Monday, February 27, 2012

Illinois Legislation aims to end free disability-parking abuses | Feb 27, 2012

BY CHRIS FUSCO | Chicago Sun Times

Legislation crafted to stop able-bodied drivers from illegally using disabled-parking placards or license plates to park for free in metered parking spots has been introduced in Springfield.

The proposal by state Rep. Karen May (D-Highland Park), which comes in response to a Chicago Sun-Times “Watchdogs” investigation, would end free parking for all but a handful of the 700,000 people statewide who have disabled-parking placards and license plates that entitle them to the free-parking benefit.

The Sun-Times found that in Chicago — where meter rates have risen dramatically under former Mayor Richard M. Daley’s meter-privatization deal — the system is widely abused, with able-bodied people using relatives’ placards, fake placards and stolen placards to park for free.

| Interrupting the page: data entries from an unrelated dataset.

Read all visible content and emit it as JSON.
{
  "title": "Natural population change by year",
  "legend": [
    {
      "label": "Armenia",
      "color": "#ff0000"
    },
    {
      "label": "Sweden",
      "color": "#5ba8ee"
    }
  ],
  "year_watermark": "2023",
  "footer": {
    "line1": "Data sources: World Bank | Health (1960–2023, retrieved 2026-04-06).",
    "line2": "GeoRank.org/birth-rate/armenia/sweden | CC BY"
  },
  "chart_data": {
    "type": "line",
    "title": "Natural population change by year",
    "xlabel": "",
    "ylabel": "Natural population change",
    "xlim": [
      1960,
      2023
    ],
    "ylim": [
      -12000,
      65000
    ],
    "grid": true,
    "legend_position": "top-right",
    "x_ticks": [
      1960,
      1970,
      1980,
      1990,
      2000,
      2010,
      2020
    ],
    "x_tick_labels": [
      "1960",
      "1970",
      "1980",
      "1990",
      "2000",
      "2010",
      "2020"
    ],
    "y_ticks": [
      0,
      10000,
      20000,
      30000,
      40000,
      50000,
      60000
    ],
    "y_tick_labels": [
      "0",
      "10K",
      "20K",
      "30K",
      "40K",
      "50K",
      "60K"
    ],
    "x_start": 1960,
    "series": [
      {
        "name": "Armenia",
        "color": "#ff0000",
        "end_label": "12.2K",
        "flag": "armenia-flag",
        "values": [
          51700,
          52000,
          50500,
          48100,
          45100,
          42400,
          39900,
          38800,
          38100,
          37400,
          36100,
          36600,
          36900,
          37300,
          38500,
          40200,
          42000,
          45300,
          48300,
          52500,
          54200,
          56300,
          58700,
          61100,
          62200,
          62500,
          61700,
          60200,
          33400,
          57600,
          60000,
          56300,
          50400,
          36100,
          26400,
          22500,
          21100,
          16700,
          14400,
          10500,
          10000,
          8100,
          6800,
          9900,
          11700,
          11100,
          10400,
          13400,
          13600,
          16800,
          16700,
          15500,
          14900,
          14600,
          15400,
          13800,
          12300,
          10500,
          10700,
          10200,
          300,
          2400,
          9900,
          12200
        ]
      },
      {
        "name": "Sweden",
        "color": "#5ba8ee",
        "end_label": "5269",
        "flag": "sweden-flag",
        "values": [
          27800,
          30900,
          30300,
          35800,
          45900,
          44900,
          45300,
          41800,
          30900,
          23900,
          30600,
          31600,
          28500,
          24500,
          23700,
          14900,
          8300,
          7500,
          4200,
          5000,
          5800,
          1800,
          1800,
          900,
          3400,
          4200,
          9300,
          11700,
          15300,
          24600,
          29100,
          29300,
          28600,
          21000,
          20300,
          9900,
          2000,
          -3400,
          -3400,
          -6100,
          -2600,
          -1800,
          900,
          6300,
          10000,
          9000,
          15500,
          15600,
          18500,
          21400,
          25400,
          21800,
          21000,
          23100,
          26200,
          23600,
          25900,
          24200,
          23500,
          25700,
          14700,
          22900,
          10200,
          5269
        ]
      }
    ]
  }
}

City taxpayers pay for that: The private company that now runs Chicago’s parking-meter system has billed the city $13.5 million to reimburse it for the free disabled-parking spots the company provided in 2010.

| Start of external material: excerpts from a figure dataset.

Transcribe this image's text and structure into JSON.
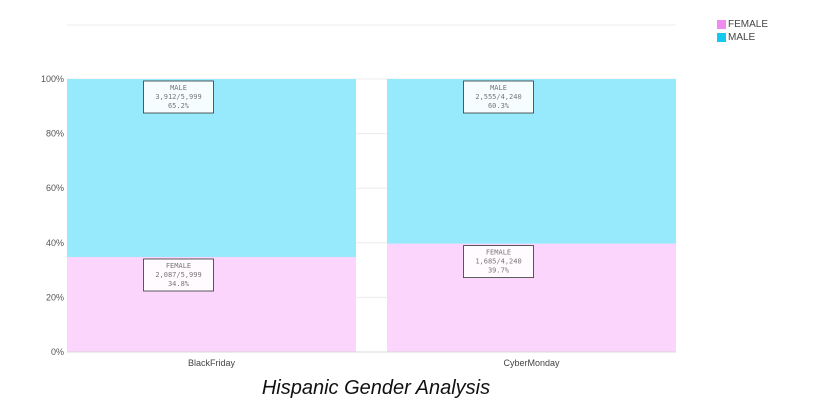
{
  "chart_data": {
    "type": "bar",
    "stacked": true,
    "percent": true,
    "categories": [
      "BlackFriday",
      "CyberMonday"
    ],
    "series": [
      {
        "name": "FEMALE",
        "color": "#fcd5fc",
        "legend_color": "#f08cf0",
        "counts": [
          "2,087/5,999",
          "1,685/4,240"
        ],
        "pct_labels": [
          "34.8%",
          "39.7%"
        ],
        "values": [
          34.8,
          39.7
        ]
      },
      {
        "name": "MALE",
        "color": "#97eafc",
        "legend_color": "#14c8f0",
        "counts": [
          "3,912/5,999",
          "2,555/4,240"
        ],
        "pct_labels": [
          "65.2%",
          "60.3%"
        ],
        "values": [
          65.2,
          60.3
        ]
      }
    ],
    "y_ticks": [
      "0%",
      "20%",
      "40%",
      "60%",
      "80%",
      "100%"
    ],
    "ylim": [
      0,
      100
    ],
    "grid": true,
    "legend_position": "top-right",
    "caption": "Hispanic Gender Analysis"
  }
}
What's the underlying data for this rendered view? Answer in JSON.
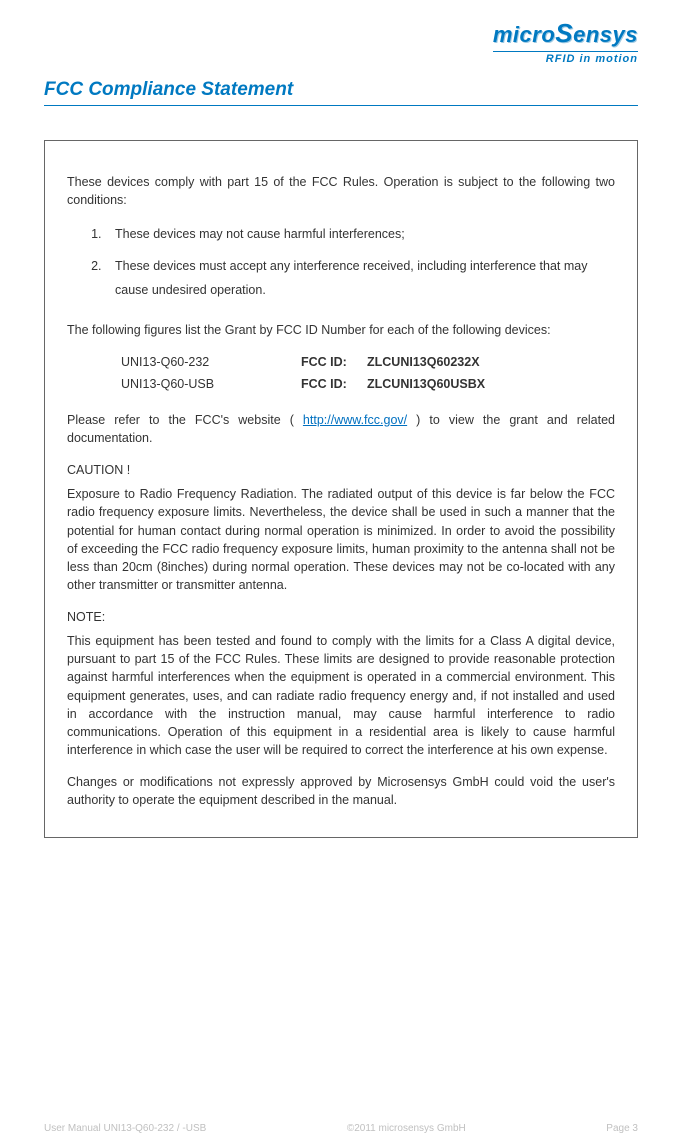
{
  "logo": {
    "main": "microSensys",
    "sub": "RFID in motion"
  },
  "section_title": "FCC Compliance Statement",
  "intro": "These devices comply with part 15 of the FCC Rules. Operation is subject to the following two conditions:",
  "conditions": [
    "These devices may not cause harmful interferences;",
    "These devices must accept any interference received, including interference that may cause undesired operation."
  ],
  "figures_intro": "The following figures list the Grant by FCC ID Number for each of the following devices:",
  "fcc_rows": [
    {
      "model": "UNI13-Q60-232",
      "label": "FCC ID:",
      "id": "ZLCUNI13Q60232X"
    },
    {
      "model": "UNI13-Q60-USB",
      "label": "FCC ID:",
      "id": "ZLCUNI13Q60USBX"
    }
  ],
  "refer_pre": "Please refer to the FCC's website ( ",
  "refer_link": "http://www.fcc.gov/",
  "refer_post": " ) to view the grant and related documentation.",
  "caution_title": "CAUTION !",
  "caution_body": "Exposure to Radio Frequency Radiation. The radiated output of this device is far below the FCC radio frequency exposure limits. Nevertheless, the device shall be used in such a manner that the potential for human contact during normal operation is minimized. In order to avoid the possibility of exceeding the FCC radio frequency exposure limits, human proximity to the antenna shall not be less than 20cm (8inches) during normal operation. These devices may not be co-located with any other transmitter or transmitter antenna.",
  "note_title": "NOTE:",
  "note_body": "This equipment has been tested and found to comply with the limits for a Class A digital device, pursuant to part 15 of the FCC Rules. These limits are designed to provide reasonable protection against harmful interferences when the equipment is operated in a commercial environment. This equipment generates, uses, and can radiate radio frequency energy and, if not installed and used in accordance with the instruction manual, may cause harmful interference to radio communications. Operation of this equipment in a residential area is likely to cause harmful interference in which case the user will be required to correct the interference at his own expense.",
  "changes": "Changes or modifications not expressly approved by Microsensys GmbH could void the user's authority to operate the equipment described in the manual.",
  "footer": {
    "left": "User Manual UNI13-Q60-232 / -USB",
    "center": "©2011 microsensys GmbH",
    "right": "Page 3"
  }
}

May’s proposal would limit free disability parking to people with severe disabilities who are unable to do one or more of the following:

“Manage, manipulate or insert coins or obtain tickets or tokens in parking meters . . . due to the lack of fine motor control of both hands.

“Reach above his or her head to a height of 42 inches from the ground, due to a lack of finger, hand, or upper extremity strength or mobility;

“Approach a parking meter due to his or her use of a wheelchair or other device; and walk more than 20 feet due to an orthopedic, neurological, cardiovascular, or lung condition in which the degree of debilitation is so severe that it almost completely impedes the ability to walk.”

The Illinois Secretary of State’s Office would issue these people a “free parking sticker” after receiving a doctor’s confirmation of one or more of these disabilities.

Disabled-parking placard and plate holders would continue to be allowed to park in handicapped-only spots in parking lots but would not have the free-parking benefit in metered zones.